Final Report Summary - CAP (Computers Arguing with People)

The goal of the CAP project was to develop models and algorithms that enable automated systems to argue proficiently when interacting with people. The arguer agent would like the outcome of the negotiation to unfold according to its own preferences. There are several ways to argue with and persuade people, and we considered several approaches and developed and tested several algorithms for various aspects of negotiations. Our goal was to enable the agents to negotiate in more natural ways (e.g. using natural language rather than menu driven) and reach better agreements according to their specifications. We studied both game theory-based methods and knowledge-based methods. The development of algorithms and techniques to predict people’s decision-making played an important role in the development of our agents. The prediction techniques deployed facial expression, humans’ actions or their messages. The challenge was providing high accuracy predictions using a relatively small and unbalanced number of training examples.

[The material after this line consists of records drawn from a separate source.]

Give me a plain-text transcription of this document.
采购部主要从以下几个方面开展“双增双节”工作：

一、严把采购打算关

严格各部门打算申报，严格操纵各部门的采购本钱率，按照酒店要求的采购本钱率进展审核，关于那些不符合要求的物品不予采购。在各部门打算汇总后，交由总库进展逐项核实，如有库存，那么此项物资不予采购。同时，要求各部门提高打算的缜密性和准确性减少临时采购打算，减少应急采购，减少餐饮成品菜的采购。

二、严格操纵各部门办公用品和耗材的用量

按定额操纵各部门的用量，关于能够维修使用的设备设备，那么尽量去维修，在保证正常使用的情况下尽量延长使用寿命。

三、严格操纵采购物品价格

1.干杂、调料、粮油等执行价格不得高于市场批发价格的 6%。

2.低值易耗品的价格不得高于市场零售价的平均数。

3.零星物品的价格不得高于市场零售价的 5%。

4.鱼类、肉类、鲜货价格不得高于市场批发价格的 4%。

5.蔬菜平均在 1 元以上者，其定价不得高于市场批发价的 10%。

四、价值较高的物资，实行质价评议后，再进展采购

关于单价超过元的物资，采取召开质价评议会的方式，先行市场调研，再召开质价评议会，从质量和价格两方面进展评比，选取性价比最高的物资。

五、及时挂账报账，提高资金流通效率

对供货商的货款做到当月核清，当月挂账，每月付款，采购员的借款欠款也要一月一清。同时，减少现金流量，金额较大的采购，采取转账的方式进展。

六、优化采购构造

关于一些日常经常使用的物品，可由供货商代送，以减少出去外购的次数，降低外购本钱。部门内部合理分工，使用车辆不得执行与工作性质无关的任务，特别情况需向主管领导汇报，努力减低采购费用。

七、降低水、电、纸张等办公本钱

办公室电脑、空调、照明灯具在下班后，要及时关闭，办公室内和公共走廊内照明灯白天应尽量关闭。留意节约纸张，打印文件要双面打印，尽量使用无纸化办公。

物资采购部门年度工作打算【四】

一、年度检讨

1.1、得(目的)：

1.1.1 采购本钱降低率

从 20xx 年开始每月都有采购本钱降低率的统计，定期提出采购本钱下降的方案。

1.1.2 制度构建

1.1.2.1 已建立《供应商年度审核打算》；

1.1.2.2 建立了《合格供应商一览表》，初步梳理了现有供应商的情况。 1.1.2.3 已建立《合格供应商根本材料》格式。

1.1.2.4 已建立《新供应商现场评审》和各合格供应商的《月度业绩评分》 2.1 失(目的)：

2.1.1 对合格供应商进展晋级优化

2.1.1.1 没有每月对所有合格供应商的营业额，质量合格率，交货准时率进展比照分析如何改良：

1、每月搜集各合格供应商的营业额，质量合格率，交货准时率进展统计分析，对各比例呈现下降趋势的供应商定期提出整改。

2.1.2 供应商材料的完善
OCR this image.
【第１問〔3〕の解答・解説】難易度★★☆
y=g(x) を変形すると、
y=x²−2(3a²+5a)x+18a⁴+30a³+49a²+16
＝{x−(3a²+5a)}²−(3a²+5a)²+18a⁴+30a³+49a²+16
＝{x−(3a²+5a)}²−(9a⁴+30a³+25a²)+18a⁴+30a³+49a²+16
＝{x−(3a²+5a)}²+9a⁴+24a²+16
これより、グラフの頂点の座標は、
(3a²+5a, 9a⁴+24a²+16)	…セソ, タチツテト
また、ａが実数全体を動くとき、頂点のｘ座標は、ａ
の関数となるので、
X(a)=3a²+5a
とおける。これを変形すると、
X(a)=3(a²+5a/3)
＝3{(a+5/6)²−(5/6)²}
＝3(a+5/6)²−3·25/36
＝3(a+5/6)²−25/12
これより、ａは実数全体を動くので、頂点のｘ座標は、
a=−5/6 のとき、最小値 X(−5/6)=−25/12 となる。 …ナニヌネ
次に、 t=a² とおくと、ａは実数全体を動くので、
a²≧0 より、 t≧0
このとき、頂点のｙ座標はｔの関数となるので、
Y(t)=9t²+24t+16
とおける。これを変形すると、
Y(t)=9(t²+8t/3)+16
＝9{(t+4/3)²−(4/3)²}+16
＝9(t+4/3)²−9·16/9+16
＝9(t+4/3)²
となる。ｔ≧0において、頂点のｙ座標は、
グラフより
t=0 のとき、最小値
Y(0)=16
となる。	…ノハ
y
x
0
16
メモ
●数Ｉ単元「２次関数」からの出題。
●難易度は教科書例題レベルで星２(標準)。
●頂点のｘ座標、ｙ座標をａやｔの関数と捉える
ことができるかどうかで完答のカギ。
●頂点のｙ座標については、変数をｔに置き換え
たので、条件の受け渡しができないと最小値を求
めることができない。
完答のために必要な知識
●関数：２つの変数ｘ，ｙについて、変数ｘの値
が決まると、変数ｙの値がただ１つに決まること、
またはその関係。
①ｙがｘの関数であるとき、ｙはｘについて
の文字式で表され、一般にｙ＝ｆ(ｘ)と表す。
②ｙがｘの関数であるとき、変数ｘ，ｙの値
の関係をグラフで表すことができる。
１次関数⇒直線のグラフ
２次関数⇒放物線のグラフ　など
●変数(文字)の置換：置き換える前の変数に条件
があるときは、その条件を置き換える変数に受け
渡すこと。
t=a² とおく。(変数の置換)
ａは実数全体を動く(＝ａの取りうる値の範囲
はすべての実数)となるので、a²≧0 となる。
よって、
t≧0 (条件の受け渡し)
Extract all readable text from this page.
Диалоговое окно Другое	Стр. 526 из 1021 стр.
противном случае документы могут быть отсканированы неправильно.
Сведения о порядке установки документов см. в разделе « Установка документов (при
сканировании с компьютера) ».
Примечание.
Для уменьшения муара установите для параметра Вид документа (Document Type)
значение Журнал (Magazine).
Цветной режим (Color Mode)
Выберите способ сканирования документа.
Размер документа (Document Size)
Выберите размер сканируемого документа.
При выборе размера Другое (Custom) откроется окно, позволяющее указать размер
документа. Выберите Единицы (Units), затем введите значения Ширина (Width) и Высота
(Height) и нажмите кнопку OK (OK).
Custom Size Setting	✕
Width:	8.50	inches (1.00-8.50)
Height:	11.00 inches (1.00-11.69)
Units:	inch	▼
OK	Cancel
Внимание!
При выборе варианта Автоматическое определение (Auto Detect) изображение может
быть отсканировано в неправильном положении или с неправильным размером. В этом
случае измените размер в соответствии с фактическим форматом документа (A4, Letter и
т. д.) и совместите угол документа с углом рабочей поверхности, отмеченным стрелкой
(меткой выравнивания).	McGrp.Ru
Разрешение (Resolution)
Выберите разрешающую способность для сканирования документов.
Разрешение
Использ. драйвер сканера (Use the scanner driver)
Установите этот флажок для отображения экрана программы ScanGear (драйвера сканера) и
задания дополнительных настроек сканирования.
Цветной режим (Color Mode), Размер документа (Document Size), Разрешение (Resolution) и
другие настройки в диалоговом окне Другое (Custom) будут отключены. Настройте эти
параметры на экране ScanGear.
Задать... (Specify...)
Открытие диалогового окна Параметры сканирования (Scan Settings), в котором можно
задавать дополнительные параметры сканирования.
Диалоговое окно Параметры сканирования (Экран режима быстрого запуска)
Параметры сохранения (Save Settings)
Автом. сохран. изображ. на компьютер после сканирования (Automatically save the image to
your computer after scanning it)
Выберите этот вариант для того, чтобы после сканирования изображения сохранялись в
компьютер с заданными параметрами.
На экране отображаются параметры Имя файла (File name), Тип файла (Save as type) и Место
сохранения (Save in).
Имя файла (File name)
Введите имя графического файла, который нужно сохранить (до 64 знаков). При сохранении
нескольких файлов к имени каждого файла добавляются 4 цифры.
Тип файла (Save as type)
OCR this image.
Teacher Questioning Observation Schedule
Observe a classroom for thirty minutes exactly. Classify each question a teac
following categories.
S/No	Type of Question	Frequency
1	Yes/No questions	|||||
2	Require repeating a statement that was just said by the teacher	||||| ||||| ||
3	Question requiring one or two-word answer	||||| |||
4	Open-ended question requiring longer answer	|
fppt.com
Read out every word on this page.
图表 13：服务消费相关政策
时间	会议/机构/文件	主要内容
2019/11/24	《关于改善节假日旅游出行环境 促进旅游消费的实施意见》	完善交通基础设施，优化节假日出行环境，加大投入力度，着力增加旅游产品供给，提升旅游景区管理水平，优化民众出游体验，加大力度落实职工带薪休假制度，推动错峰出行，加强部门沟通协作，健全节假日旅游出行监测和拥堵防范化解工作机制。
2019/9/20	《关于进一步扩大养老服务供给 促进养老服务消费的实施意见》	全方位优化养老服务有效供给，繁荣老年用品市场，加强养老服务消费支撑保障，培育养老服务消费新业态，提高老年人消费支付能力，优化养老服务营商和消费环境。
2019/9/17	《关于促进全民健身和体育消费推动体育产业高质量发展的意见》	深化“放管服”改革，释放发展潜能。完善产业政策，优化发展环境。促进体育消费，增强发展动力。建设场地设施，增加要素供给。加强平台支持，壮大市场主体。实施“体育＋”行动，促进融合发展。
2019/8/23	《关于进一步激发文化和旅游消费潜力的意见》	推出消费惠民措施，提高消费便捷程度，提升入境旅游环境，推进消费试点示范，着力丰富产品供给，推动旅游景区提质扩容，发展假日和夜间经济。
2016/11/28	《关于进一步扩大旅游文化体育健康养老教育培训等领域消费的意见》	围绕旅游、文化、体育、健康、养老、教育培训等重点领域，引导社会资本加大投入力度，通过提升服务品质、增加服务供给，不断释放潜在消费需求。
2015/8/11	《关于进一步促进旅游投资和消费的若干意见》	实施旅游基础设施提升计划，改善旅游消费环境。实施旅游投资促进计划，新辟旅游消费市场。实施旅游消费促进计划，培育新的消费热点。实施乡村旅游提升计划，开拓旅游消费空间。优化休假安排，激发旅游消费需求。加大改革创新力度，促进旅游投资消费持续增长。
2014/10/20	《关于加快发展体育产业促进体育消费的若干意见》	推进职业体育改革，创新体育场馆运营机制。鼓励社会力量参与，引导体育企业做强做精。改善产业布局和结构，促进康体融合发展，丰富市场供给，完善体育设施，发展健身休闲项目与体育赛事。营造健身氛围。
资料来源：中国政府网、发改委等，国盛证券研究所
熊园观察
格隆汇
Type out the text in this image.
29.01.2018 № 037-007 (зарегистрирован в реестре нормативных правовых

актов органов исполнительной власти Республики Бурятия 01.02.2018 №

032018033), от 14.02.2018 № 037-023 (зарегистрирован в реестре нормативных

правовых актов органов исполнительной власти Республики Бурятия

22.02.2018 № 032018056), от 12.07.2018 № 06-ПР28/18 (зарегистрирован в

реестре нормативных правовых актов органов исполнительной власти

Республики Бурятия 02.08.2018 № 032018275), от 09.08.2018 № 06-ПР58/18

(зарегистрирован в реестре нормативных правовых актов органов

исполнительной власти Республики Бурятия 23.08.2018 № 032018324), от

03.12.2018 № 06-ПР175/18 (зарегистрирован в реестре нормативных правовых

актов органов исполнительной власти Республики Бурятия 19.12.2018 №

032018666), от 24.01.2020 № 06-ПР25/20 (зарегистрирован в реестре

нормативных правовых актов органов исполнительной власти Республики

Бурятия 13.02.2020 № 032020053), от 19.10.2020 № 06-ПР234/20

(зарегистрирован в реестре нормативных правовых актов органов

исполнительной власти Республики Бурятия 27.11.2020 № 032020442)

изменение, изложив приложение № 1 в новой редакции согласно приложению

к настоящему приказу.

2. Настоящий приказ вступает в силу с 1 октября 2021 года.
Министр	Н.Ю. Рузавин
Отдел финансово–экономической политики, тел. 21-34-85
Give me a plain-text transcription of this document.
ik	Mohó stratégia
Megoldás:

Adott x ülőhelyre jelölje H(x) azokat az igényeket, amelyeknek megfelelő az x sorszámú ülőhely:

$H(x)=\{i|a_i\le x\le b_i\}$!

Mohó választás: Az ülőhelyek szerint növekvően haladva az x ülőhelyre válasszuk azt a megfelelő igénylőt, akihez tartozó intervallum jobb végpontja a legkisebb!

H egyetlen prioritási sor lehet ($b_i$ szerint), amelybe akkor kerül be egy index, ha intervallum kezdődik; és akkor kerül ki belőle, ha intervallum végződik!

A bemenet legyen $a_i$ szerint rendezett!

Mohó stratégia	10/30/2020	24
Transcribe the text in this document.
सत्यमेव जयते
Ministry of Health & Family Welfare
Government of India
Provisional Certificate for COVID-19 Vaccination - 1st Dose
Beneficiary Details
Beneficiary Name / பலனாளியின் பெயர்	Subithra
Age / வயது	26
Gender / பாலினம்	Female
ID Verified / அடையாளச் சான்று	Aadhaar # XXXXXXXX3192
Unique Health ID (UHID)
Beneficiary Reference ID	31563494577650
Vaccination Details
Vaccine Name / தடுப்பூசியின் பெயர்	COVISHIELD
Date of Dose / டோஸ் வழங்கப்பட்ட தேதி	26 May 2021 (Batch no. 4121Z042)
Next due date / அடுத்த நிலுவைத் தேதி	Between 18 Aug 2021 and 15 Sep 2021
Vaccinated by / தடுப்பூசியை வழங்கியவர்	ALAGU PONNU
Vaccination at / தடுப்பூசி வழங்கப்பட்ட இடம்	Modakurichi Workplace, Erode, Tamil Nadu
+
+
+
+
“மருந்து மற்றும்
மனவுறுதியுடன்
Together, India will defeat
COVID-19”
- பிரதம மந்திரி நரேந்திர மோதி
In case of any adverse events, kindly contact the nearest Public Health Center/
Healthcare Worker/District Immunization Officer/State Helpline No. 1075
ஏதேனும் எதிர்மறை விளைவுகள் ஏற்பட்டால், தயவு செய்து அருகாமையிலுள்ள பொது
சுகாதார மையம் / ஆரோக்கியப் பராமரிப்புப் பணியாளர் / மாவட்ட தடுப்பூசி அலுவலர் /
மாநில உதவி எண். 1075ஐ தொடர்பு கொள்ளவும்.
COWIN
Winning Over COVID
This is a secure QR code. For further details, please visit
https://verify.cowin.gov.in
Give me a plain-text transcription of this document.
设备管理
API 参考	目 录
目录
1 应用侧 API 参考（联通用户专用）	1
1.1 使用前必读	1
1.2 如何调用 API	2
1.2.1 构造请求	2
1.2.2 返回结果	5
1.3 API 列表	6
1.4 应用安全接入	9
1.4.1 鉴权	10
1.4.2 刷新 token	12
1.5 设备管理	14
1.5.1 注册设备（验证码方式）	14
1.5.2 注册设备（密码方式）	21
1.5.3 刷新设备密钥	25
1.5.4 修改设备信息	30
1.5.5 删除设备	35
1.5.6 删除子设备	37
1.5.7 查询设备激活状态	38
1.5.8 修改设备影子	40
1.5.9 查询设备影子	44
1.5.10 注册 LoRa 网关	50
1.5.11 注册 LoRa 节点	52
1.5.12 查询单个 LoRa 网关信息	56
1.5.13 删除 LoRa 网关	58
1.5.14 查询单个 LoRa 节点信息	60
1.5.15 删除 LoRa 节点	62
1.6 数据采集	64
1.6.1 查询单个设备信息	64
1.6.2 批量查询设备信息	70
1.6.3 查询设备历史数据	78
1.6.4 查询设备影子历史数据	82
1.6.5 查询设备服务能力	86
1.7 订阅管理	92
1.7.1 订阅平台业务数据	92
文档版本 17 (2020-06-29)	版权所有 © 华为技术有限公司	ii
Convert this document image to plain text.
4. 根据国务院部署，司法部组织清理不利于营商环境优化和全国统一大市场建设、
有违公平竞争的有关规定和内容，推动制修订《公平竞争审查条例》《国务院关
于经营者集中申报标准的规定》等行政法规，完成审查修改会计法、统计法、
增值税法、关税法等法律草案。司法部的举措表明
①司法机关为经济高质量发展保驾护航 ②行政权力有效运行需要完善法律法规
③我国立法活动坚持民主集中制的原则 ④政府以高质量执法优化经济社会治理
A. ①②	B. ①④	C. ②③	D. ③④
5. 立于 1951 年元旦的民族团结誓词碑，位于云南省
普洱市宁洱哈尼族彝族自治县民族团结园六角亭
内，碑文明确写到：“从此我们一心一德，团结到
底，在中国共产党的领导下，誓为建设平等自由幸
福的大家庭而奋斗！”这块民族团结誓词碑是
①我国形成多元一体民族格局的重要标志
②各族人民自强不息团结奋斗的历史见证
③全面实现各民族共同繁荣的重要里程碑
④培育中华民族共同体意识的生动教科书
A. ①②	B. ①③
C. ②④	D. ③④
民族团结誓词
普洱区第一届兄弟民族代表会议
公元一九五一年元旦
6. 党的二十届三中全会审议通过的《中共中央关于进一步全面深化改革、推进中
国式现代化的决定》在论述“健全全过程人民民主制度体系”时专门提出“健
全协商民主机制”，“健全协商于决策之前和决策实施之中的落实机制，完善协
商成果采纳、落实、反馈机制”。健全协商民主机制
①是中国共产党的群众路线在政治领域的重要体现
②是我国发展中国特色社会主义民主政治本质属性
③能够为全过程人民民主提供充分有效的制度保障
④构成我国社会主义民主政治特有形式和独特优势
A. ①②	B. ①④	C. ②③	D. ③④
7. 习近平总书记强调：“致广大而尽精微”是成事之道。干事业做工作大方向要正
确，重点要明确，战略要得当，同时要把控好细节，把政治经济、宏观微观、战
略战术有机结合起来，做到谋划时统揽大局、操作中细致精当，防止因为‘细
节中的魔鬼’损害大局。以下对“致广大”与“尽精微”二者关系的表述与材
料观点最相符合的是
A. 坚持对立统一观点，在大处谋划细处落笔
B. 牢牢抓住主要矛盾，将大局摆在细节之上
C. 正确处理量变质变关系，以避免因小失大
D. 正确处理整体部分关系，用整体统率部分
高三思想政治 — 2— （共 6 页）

Notable agents that we developed include NegoChat agent, the first negotiation agent to successfully negotiate with people in natural language; the Personality Adaptive Learning (PAL) agent which negotiates with people from different cultures; SAP, a Social agent for Advice Provision which generates advice according to a social model that we developed; equilibrium agents which follow strategies that are in equilibrium; the Sigmoid Acceptance Learning Agent (SIGAL), which uses a decision-theoretic approach to negotiate in revelation games, which is based on a model of how humans make decisions in the game; and the DIG agent that can assist in detecting and incriminating a deceptive participant in a chat-room. The SPA agent is the first agent to present humans with arguments in a dialog. It combines theoretical argumentation modeling, machine learning and Markovian optimization techniques. The Virtual Suspect (VS) is able to play the role of a suspect in simulations used for training young law-enforcement personnel in interrogative interviews.